Расстегнутое платье Джорджи упало к ее ногам. Он развернул ее спиной к себе и начал покрывать ее шею и затылок медленными поцелуями, в то же время нежно обнимая ее и лаская ладонями полную грудь. По всему ее телу пробегали разряды тока, от чего кончики пальцев слегка подрагивали. Его горячее дыхание и игривые легкие укусы обжигали чувствительную кожу так, что она не могла сдержать крик.
Горячий влажный язык провел дорожку от ее шеи до плеча, не миновав нежной впадинки возле ключицы.
Отказываясь повиноваться разуму, с ее губ непрестанно слетали сладостные стоны. Джорджи откинулась назад, прильнув к нему всем телом.
Где-то глубоко внутри Джорджи боялась позволить себе радость наслаждения. Даже сейчас, когда тело млело от движений его пальцев и языка, в сердце ее звенела боль одиночества. Стоит этой ночи закончиться, им придется расстаться навсегда.

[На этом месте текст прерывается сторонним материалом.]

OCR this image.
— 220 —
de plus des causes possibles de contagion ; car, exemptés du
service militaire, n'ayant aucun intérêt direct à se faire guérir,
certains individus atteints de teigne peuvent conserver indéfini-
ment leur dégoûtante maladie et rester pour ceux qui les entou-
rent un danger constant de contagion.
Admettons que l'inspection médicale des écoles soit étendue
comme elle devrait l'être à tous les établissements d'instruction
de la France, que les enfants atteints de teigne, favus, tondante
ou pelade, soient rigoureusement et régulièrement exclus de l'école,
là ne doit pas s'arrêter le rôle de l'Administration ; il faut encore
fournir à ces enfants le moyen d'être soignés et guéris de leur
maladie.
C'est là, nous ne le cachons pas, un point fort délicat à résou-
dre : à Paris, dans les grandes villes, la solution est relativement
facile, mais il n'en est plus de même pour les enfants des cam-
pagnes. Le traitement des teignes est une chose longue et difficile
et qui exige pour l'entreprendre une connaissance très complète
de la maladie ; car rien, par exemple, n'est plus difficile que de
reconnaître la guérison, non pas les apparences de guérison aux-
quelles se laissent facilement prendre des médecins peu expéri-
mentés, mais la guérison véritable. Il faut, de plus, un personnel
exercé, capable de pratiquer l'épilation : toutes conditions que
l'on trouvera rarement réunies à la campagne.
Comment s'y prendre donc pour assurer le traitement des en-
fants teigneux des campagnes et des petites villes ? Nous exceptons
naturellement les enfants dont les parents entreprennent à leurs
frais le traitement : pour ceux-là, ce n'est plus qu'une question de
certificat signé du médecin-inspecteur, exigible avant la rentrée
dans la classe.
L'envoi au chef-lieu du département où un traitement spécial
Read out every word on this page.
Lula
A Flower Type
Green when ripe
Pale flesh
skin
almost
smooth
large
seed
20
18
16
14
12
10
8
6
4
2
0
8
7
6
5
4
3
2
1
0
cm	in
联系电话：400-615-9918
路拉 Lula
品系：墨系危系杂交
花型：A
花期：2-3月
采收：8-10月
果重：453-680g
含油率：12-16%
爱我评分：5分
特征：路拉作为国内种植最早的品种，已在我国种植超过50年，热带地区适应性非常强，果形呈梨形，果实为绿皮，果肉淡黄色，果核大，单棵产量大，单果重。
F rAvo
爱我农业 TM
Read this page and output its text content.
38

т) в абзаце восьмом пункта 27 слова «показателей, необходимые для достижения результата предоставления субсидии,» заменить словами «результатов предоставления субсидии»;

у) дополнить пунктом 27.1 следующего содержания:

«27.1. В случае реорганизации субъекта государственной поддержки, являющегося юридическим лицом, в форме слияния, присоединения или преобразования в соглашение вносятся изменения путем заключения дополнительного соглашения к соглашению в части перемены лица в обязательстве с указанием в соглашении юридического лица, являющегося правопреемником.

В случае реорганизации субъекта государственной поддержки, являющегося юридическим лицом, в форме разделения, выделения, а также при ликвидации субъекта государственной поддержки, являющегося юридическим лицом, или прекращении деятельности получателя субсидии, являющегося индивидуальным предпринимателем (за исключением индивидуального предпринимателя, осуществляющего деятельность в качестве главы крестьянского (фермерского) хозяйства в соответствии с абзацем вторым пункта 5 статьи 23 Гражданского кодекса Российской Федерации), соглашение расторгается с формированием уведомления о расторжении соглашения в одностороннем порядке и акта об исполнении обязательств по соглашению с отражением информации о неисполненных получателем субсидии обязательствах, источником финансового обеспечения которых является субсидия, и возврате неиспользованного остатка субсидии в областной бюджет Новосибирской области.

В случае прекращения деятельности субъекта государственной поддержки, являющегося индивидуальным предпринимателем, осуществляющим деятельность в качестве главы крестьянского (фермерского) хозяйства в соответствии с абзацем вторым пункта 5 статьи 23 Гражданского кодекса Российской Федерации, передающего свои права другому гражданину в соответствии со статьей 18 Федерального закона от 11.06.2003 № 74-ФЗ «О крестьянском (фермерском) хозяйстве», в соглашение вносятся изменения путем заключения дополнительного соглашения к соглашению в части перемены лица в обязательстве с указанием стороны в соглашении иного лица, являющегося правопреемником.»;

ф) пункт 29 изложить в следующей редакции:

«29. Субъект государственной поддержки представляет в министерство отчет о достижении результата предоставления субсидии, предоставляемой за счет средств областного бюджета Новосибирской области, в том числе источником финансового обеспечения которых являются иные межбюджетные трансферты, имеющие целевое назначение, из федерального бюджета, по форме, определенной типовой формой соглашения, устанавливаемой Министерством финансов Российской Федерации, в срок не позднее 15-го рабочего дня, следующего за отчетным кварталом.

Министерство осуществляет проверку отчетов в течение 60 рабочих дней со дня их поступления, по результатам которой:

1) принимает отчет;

Она чувствовала, как, прижатый к ее спине, его стержень наливается желанием и твердеет. Дыхание Бэкенхема стало резким и прерывистым, его тепло щекотало ее шею. Вопреки ожиданиям, он не шептал ей на ухо слов нежности, не расточал комплименты. Джорджи подумала, что ему не хотелось тратить лишних слов и эмоций на соития со случайными женщинами.
Внезапно ей показалось, что мужчина, раздевавший ее, соблазнявший ее с холодным расчетом, без капли любви или нежности, незнакомец. И она была для него чужой. Маркус не мог знать, что перед ним его бывшая невеста, Джорджиана Блэк.
Джорджи повернулась к нему лицом, но прежде чем она успела сказать хоть слово, он снова накрыл ее рот поцелуем, полным такой обжигающей страсти, что мысли покинули ее сознание. Он скользил губами вниз по ее шее, каждым касанием заставляя ее тело трепетать от наслаждения. Она откинула голову назад и, впившись ногтями в его широкие плечи, в приступе страсти выкрикнула его имя.
Бэкенхем замер. Затем отвернулся и тихо выругался.
Джорджи была в смятении.
– Что случилось? – прошептала она. – Что-то не так?
– Черт возьми, ничего не получится.
Подавленная ярость в его голосе потрясла ее сильнее, чем его любовный пыл.
Бэкенхем отступил назад с жестом отчаяния, схватившись руками за голову. Она ждала, когда он заговорит, но он лишь покачал головой, схватил свою одежду и направился к двери.
Он бросал ее.
Горе внезапной потери разрывало ее сердце. Не в состоянии контролировать себя, Джорджи выкрикнула ему вслед:
– Маркус!
Он остановился и оглянулся.
Она тихо прошептала:
– Не уходи.
Она стояла перед ним, обнаженная, абсолютно беззащитная, и умоляла его остаться.
Бэкенхем смотрел на нее, сжимая дверную ручку.
– Одевайся и уезжай, тебе здесь не место, – произнес он сурово и тихо затворил за собой дверь.
Бэкенхем быстро шагал по коридору, слишком поздно осознав, что в спешке даже не надел рубашку.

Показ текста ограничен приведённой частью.